When health professionals need to ration even the most basic resources like gloves, not only do their own chances of getting sick rise dramatically, but they might infect their patients with other bacteria and viruses circulating in the hospital. These infections weaken patients' already struggling systems, and heighten their chances of death.

In the US, there are also strict protocols for the use of intravenous to rehydrate patients.
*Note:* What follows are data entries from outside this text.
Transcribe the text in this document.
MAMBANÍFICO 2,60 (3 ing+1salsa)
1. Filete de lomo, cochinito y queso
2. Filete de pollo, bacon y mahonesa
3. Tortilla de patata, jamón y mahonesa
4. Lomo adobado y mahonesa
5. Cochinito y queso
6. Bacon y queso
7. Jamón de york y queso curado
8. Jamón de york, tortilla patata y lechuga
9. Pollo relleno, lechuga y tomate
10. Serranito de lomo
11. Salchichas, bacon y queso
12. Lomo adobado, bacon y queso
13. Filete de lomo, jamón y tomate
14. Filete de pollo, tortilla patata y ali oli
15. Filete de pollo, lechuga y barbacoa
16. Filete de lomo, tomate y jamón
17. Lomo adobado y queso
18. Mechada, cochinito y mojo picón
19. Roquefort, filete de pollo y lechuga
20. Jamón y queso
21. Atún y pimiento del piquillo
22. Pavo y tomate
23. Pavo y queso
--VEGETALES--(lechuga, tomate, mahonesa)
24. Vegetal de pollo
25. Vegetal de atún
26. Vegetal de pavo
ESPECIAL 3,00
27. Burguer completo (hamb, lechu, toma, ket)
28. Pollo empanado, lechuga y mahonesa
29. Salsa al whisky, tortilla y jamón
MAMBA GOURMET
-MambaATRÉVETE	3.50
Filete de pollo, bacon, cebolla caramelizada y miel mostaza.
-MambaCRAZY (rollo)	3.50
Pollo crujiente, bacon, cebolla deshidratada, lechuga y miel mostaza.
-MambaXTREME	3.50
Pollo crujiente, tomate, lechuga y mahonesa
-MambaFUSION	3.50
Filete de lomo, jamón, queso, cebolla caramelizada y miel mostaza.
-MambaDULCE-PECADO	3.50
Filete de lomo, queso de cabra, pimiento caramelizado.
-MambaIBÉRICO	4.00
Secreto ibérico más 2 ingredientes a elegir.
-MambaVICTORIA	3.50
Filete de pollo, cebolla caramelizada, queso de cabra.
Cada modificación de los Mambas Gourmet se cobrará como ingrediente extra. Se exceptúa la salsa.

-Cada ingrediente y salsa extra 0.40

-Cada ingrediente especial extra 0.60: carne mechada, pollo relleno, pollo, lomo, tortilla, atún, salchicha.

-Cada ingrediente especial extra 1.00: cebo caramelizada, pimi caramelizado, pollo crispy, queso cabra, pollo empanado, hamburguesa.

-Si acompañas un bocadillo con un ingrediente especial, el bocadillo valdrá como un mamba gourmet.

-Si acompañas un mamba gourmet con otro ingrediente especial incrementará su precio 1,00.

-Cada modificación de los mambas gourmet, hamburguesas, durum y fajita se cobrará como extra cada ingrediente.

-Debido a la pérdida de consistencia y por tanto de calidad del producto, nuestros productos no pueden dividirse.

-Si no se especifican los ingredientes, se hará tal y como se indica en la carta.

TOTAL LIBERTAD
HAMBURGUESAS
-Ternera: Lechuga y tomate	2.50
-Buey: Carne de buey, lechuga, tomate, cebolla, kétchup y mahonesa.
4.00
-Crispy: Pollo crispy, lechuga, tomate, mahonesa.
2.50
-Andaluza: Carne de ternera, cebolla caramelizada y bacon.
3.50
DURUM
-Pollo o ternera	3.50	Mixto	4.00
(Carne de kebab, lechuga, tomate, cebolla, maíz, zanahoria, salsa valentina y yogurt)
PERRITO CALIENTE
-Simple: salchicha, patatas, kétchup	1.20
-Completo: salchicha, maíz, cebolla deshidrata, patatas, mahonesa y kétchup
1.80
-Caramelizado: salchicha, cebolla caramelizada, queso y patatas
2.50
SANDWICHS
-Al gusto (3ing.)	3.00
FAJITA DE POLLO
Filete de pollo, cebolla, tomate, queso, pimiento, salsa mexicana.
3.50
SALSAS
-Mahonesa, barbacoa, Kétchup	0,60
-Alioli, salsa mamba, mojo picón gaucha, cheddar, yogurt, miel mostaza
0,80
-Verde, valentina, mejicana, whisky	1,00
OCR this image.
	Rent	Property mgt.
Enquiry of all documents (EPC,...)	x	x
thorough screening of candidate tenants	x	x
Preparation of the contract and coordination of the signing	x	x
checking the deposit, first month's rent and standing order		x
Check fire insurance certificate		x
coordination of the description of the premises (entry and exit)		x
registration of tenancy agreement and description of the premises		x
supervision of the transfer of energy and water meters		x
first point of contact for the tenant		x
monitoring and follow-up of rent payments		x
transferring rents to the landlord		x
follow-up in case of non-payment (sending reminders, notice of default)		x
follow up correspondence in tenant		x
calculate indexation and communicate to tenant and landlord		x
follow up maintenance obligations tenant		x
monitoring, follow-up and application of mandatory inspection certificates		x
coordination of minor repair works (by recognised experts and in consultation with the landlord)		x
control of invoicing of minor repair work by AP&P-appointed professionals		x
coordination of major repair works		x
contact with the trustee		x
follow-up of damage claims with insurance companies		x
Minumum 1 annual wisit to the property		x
In Africa, again, these practices aren't always hygienic or tools like an IV drip might not be available for a patient when it's most needed.

Timing is everything

Until this year, Ebola had never really met a modern medical facility. The one patient who died in the US, Liberian national Thomas Duncan, was not diagnosed early, like all the others, said Harvard's Ashish Jha. "He’s the only one they missed the case early on in terms of the symptoms and they didn't get to him until too late."

There may have been other factors that led to Duncan's death, but Jha says he hears from his colleagues in Liberia that delayed care is correlated with death. "My sense is that a lot of people in West Africa have been hesitant to come to Ebola treatment units. They come when they are desperate, already dying." Perhaps that lack of trust has to do with the fact that so many who go into West African hospitals with Ebola never come out.

Even if those patients do get treated immediately, overall West Africans are faring worse than their American counterparts. For now, we seem to be learning that the basics of modern medicine can beat Ebola. Ebola patients in Africa and those in the US have dramatically different outcomes, and those outcomes are the result of dramatically different health care systems. Underneath these differences is something even more basic and more difficult to address: poverty.